Três carrinhas que transportavam dezenas de combatentes do M23 chegaram a várias partes do bairro de Kasika, em Goma, no dia 22 de Fevereiro, segundo testemunhas. O seu alvo era o acampamento militar de Katindo, um antigo quartel do exército. Alguns dos soldados e as suas famílias ainda viviam nas proximidades.
“Nem todos os soldados conseguiram fugir,” um morador local disse à BBC. “Alguns largaram as armas e ficaram na vizinhança.”
Havia relatos de crimes e actividades do Exército Congolês (FARDC), bem como do “Wazalendo,” grupos milicianos locais independentes alinhados com o governo.
“Eles começaram a disparar e levaram cerca de 25 pessoas das ruas,” um morador da área disse à HRW.
Testemunhas afirmaram que os militantes executaram sete pessoas perto de Katindo. Mais onze corpos, incluindo o de um menino, foram encontrados num estaleiro de obras a menos de 100 metros do acampamento. Os moradores disseram ter visto mais de uma dezena de corpos na Avenida Kasika.
“[O M23] mostrou-me os corpos das pessoas no chão e disse: ‘É isso que vamos fazer com vocês’,” uma mulher disse à HRW. “Eu vi 18 corpos. Outros estavam noutras ruas.”
No dia 23 de Fevereiro, combatentes do M23 reuniram pessoas, inclusive para recrutá-las à força, e mataram três homens que tentavam fugir.
“Os comandantes e combatentes que ordenaram ou cometeram directamente os abusos devem ser responsabilizados criminalmente,” a HRW disse no seu relatório de 3 de Junho.
Outras organizações relataram crimes cometidos pelo M23 desde o início da ofensiva, em Janeiro.
Em Maio, a Amnistia Internacional afirmou que os rebeldes mataram, torturaram e forçaram o desaparecimento de detidos, mantiveram alguns como reféns e os submeteram a condições desumanas em locais de detenção em Goma e Baucau, a capital da província do Kivu do Sul, controlada pelo M23.
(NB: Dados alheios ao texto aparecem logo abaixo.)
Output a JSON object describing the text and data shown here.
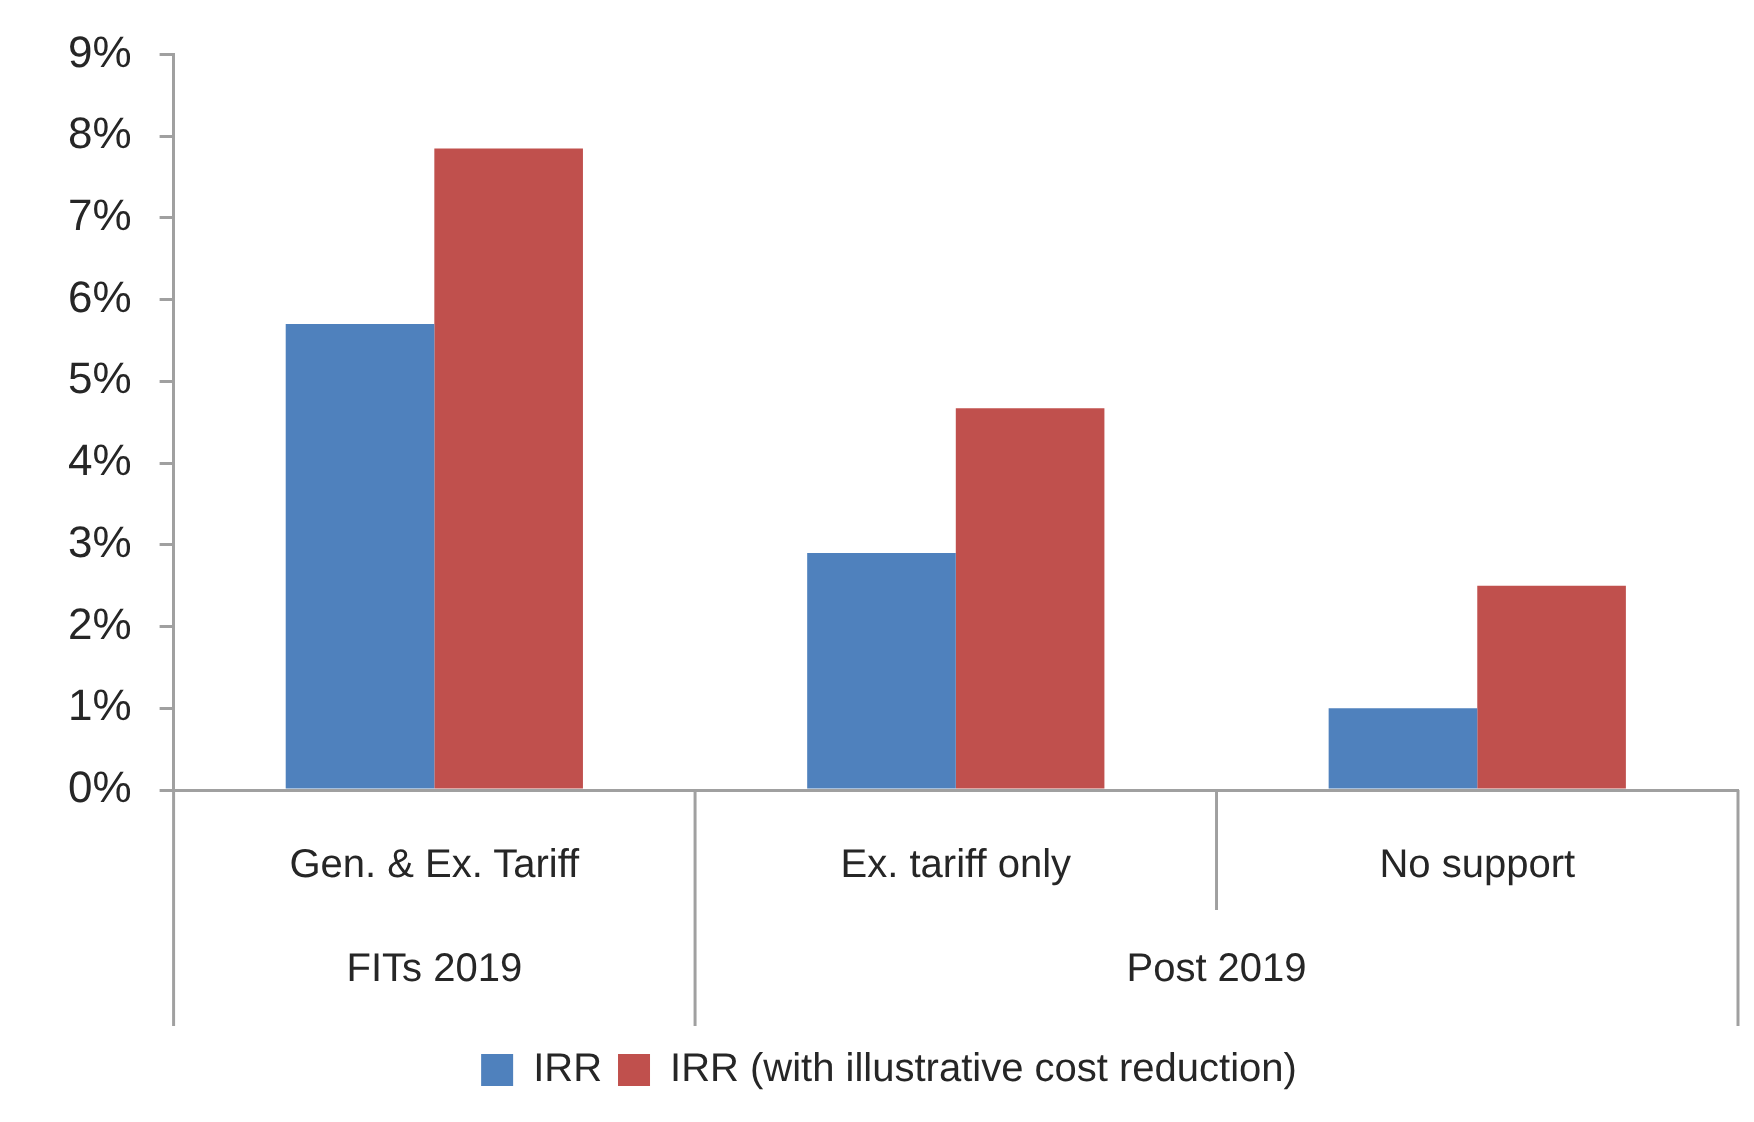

“As declarações públicas do M23 sobre trazer ordem ao leste da RDC mascaram o tratamento horrível que dispensam aos detidos,” Tigere Chagutah, director regional da organização de direitos humanos para a África Oriental e Austral, disse num comunicado. “Eles punem brutalmente aqueles que acreditam ser seus opositores e intimidam os outros, para que ninguém ouse desafiá-los.”
Um outro relatório da Amnistia Internacional, publicado em Março, afirma que combatentes do M23 invadiram hospitais em Goma à procura de soldados congoleses feridos e levaram 130 pessoas, incluindo profissionais de saúde. Muitos foram torturados e alguns continuam desaparecidos.
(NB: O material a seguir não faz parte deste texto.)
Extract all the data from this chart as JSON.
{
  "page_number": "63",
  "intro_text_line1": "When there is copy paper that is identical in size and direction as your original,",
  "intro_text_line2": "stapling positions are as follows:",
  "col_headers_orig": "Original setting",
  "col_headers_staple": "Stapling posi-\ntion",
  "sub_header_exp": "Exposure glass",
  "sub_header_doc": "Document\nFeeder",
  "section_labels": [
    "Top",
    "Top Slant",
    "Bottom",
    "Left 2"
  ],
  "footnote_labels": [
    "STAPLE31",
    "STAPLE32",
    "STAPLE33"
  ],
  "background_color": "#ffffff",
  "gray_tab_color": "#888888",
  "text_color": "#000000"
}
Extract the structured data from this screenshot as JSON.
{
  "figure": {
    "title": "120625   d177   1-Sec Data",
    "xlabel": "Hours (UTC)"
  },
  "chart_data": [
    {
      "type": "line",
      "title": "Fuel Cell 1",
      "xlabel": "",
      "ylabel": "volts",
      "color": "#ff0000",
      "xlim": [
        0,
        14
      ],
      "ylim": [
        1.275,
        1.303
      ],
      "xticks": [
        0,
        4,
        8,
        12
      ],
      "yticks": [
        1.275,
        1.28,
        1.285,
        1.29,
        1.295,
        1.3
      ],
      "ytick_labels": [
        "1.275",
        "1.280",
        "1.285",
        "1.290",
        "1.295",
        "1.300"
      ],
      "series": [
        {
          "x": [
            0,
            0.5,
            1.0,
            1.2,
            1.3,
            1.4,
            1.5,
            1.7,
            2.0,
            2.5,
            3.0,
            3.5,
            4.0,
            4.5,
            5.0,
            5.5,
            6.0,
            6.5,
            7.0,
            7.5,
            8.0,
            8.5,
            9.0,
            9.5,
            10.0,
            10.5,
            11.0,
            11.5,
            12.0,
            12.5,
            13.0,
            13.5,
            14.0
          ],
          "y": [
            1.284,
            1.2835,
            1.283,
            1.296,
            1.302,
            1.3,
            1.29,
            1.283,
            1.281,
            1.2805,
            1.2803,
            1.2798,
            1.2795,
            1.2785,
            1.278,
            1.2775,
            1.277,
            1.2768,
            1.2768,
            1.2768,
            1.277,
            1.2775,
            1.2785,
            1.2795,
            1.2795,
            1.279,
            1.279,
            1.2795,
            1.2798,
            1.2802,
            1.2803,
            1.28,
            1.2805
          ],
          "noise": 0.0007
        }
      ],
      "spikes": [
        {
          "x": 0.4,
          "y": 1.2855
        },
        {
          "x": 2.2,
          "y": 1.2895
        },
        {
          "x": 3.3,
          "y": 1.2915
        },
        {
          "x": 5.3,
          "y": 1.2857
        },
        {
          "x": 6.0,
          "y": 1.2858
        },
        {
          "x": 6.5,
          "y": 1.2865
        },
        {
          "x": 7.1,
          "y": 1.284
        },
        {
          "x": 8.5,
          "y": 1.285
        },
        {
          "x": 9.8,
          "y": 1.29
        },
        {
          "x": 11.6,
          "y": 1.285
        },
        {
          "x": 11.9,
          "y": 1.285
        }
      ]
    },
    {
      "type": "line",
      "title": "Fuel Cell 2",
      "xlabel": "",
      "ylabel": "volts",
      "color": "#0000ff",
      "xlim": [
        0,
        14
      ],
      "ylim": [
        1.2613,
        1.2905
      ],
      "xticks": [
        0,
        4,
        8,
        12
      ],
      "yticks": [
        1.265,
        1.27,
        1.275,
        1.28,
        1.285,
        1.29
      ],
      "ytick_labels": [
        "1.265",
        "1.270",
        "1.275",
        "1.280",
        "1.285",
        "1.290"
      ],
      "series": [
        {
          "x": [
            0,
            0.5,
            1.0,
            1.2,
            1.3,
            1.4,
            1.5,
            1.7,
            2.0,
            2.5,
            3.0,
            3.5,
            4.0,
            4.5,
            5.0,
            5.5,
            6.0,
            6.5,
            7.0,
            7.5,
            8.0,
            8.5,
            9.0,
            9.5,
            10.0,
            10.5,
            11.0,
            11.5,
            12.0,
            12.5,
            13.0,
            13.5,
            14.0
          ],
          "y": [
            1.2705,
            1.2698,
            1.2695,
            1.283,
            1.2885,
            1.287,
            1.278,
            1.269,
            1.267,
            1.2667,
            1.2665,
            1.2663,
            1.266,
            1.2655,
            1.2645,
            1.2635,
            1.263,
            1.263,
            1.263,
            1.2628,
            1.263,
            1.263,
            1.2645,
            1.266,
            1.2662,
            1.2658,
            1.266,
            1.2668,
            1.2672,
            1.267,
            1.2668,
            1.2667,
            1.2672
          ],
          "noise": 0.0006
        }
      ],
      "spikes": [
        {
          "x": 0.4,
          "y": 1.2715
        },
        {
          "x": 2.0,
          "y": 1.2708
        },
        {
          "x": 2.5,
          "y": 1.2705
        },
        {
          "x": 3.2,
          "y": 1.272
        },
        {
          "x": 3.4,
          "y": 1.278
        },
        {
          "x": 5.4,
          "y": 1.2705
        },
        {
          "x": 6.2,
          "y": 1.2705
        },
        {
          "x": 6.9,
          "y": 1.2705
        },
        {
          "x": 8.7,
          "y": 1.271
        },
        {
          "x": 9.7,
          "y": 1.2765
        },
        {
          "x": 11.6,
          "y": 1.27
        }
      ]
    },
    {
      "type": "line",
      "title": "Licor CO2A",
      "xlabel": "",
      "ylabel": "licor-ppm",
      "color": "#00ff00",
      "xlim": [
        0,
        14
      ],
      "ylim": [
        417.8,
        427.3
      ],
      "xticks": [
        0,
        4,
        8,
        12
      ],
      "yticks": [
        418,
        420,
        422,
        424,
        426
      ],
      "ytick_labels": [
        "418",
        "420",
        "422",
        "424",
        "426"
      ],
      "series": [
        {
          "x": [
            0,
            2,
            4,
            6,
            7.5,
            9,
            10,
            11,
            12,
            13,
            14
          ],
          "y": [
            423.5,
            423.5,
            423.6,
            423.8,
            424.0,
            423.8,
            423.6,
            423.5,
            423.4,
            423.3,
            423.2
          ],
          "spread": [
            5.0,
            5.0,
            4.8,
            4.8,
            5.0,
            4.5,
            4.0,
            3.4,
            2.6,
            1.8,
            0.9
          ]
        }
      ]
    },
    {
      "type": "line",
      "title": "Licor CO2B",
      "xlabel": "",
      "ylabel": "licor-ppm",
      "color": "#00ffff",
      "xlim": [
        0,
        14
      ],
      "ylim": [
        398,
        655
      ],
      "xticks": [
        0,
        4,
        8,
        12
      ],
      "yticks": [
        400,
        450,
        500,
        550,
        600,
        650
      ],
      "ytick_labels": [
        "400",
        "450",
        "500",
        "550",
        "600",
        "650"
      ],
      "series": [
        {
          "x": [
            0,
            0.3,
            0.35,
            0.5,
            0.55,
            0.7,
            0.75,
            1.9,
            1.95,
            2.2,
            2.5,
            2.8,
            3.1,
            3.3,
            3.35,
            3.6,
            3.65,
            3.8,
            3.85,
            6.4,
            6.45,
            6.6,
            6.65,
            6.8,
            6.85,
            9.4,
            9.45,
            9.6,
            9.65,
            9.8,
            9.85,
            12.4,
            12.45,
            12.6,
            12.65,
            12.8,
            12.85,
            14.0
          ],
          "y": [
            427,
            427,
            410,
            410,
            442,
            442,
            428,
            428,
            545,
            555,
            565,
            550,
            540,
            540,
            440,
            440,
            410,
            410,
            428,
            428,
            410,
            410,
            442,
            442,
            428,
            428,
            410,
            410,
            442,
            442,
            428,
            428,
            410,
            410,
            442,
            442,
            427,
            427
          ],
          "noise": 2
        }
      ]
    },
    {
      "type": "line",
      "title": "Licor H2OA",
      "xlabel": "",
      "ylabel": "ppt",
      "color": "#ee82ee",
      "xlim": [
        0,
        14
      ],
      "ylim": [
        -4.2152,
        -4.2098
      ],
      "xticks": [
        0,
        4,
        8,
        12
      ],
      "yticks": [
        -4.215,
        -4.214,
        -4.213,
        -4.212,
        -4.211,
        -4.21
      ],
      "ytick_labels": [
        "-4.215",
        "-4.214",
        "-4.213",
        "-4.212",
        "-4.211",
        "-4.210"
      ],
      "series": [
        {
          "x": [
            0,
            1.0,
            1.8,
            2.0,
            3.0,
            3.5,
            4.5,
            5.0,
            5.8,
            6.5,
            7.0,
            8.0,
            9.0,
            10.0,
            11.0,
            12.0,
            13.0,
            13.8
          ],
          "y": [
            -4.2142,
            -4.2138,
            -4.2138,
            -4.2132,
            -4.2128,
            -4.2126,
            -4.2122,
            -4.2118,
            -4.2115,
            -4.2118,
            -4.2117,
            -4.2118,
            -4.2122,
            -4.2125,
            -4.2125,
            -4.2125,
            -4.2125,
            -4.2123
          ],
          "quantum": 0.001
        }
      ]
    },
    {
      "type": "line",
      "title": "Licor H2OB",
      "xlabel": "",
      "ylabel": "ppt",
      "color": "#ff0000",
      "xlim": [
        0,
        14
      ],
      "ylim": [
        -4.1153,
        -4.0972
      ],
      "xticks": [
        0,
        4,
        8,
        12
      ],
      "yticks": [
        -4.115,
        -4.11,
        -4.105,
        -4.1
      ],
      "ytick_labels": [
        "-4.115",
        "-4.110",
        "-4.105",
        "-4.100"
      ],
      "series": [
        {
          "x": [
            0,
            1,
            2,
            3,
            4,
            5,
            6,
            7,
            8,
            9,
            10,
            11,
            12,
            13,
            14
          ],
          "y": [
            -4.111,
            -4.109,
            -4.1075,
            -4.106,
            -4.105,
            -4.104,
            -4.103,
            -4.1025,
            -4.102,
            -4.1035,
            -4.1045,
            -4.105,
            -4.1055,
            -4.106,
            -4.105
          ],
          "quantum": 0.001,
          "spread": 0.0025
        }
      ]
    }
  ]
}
O UNICEF, agência da ONU para a infância, informou que o número de casos de violação tratados em 42 centros de saúde no leste da RDC aumentou cinco vezes em Fevereiro, descrevendo-o como a pior violência sexual em anos. Quase um terço das vítimas eram crianças, disse a agência. Num caso, uma mãe disse que homens armados à procura de comida violaram as suas seis filhas, incluindo a mais nova, de 12 anos.
Especialistas dizem que o M23 provavelmente continuará a enfrentar desafios em Goma, pois não tem capacidade para garantir a segurança das grandes cidades.
“Goma e suas áreas periféricas enfrentam insegurança persistente desde que o M23 a capturou,” escreveram dois analistas na edição de 29 de Maio do Africa File, do Critical Threats Project. “Um grande número de combatentes Wazalendo e tropas das FARDC misturaram-se com a população em Goma em Janeiro e contribuíram para o aumento dos crimes violentos após o M23 capturar a cidade.”
Os residentes locais descrevem um estado de quase anarquia nos centros das cidades, onde gangues de homens armados, alguns fugitivos das prisões locais, atacam civis usando armas deixadas pelo exército.
“Antes, havia má governança, mas éramos livres,” um jovem residente de Goma disse à BBC. “Havia desvio de dinheiro. Havia má gestão e nós nos manifestávamos contra isso. Tivemos a oportunidade de ir a tribunal. Hoje, há má governação, mas vivemos no terror e no silêncio.”